В последнюю неделю января гарнизон был приведен в состояние боевой готовности: разведка сообщила, что вьетминевцы собираются начать массированный штурм в течение нескольких часов. Разведка ошиблась: таков был первоначальный план, но Зяп его изменил. Краеугольным камнем всех недавних военных побед армии Вьетминя была тщательная подготовка. Несмотря на то что все войска уже прибыли на свои позиции, Зяп решил, что запасов артиллерийских и минометных боеприпасов недостаточно для успешного штурма. К досаде своих подчиненных, он отложил начало операции.
Согласно его новому плану, предстоящая операция должна была захватить сезон дождей. Зяп считал, что его люди, находящиеся на горных склонах, будут меньше страдать от проливных дождей, чем французский гарнизон на равнине. В Париже один из генералов думал так же, мрачно заметив, что к апрелю лагерь де Кастри будет затоплен водой по колено: «Мы рассчитывали, что сумеем уничтожить три лучшие дивизии Вьетминя. Вместо этого Зяп загнал значительную часть наших сил в мышеловку и спокойно готовится к штурму» [97] . Возможность эвакуации была в очередной раз обсуждена – и отброшена, поскольку это означало бы потерю огромного количества военного имущества и почти наверняка уничтожение арьергарда. Вместо этого Наварр принял решение усилить гарнизон.
97
Rocolle, 335.
Следующие семь недель тянулись бесконечно долго и для осаждающих, и для осажденных. Противники внимательно наблюдали друг за другом с укрепленных позиций. В небе курсировали самолеты. Время от времени завязывались перестрелки, но все именитые визитеры – важные военные и политические персоны, включая американского командующего Майка О’Дэниела и британского романиста Грэма Грина, – отбыли с базы целыми и невредимыми.
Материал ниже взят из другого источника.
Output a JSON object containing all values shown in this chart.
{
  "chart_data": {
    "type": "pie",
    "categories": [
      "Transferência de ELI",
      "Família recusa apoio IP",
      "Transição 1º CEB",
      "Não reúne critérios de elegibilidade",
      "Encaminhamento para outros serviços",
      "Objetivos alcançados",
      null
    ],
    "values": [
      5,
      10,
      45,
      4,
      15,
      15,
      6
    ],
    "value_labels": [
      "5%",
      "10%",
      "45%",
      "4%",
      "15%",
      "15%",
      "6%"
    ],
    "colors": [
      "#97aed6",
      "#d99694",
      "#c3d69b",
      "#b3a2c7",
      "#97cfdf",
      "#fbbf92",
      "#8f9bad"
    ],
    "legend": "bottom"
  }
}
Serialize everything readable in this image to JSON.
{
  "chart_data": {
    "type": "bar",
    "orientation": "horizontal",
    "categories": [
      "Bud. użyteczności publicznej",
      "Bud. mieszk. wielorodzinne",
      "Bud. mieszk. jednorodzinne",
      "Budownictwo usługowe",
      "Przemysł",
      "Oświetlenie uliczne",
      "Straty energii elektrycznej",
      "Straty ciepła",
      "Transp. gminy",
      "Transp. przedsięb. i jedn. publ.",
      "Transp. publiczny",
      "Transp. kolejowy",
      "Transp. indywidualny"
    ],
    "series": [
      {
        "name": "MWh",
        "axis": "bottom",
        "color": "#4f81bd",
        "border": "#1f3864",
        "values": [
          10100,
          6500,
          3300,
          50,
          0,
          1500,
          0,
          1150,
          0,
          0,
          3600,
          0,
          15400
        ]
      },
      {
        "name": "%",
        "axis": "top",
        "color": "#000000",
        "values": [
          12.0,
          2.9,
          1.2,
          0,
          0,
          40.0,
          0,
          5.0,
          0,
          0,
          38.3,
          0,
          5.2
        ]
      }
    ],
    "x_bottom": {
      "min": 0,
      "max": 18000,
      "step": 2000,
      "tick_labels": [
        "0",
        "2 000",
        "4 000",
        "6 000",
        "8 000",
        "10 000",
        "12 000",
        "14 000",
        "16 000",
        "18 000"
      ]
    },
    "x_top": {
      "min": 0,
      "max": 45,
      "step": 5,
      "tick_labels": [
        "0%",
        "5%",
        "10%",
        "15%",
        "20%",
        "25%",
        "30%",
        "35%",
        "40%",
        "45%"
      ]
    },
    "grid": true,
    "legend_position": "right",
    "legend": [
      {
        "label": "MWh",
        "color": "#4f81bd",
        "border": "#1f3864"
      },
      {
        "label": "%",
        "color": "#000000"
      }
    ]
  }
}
Воздушные атаки на позиции и пути снабжения Вьетминя были удручающе бесполезны. Французским пилотам не хватало опыта, а свои старые разбитые бомбардировщики они называли «ловушками» (les pi`eges). Многие из 650 французских летчиков, погибших в Индокитае, стали жертвами человеческих ошибок или механических поломок, а вовсе не действий врага. Вскоре вьетминевцы поняли: французы производят много шума, но наносят на удивление незначительный урон. Один молодой вьетнамец, переживший множество воздушных и артиллерийских обстрелов своей деревни, впоследствии вспоминал: «Бомбардировки и обстрелы больше пугали людей, чем причиняли
98
Luan, 63.
С точки зрения Наварра, куда более тревожной, чем вести из Дьенбьенфу, была новость из Европы, которая в одночасье подняла ставки на вьетнамских полях сражений: это было известие о предстоящей международной конференции по Корее и Индокитаю, другими словами, о переговорах. Французские военные почувствовали в воздухе так хорошо знакомое им зловоние надвигающегося предательства. Не желая признавать, что их усилия вымостить путь к победе в Индокитае оружием и бомбами терпят неудачу, они обвинили политиков в том, что те в очередной раз собираются сделать их жертвами своих грязных манипуляций.
Между тем война в Индокитае вызывала растущее смятение в США и Европе. В первые годы после начала проекта «Манхэттен» – американской программы по созданию атомной бомбы – британский премьер-министр Уинстон Черчилль относился к ней с наивным легкомыслием. Но спустя десятилетие стареющий политик осознал все опасности развязывания ядерной войны гораздо острее, чем многие американцы, в том числе президент Дуайт Эйзенхауэр. Черчилль и его министр иностранных дел Энтони Иден понимали, что недавно созданная водородная бомба была не просто очередной военной игрушкой; даже сама по себе угроза ее применения ради достижения каких-либо внешнеполитических целей была в высшей степени серьезным шагом.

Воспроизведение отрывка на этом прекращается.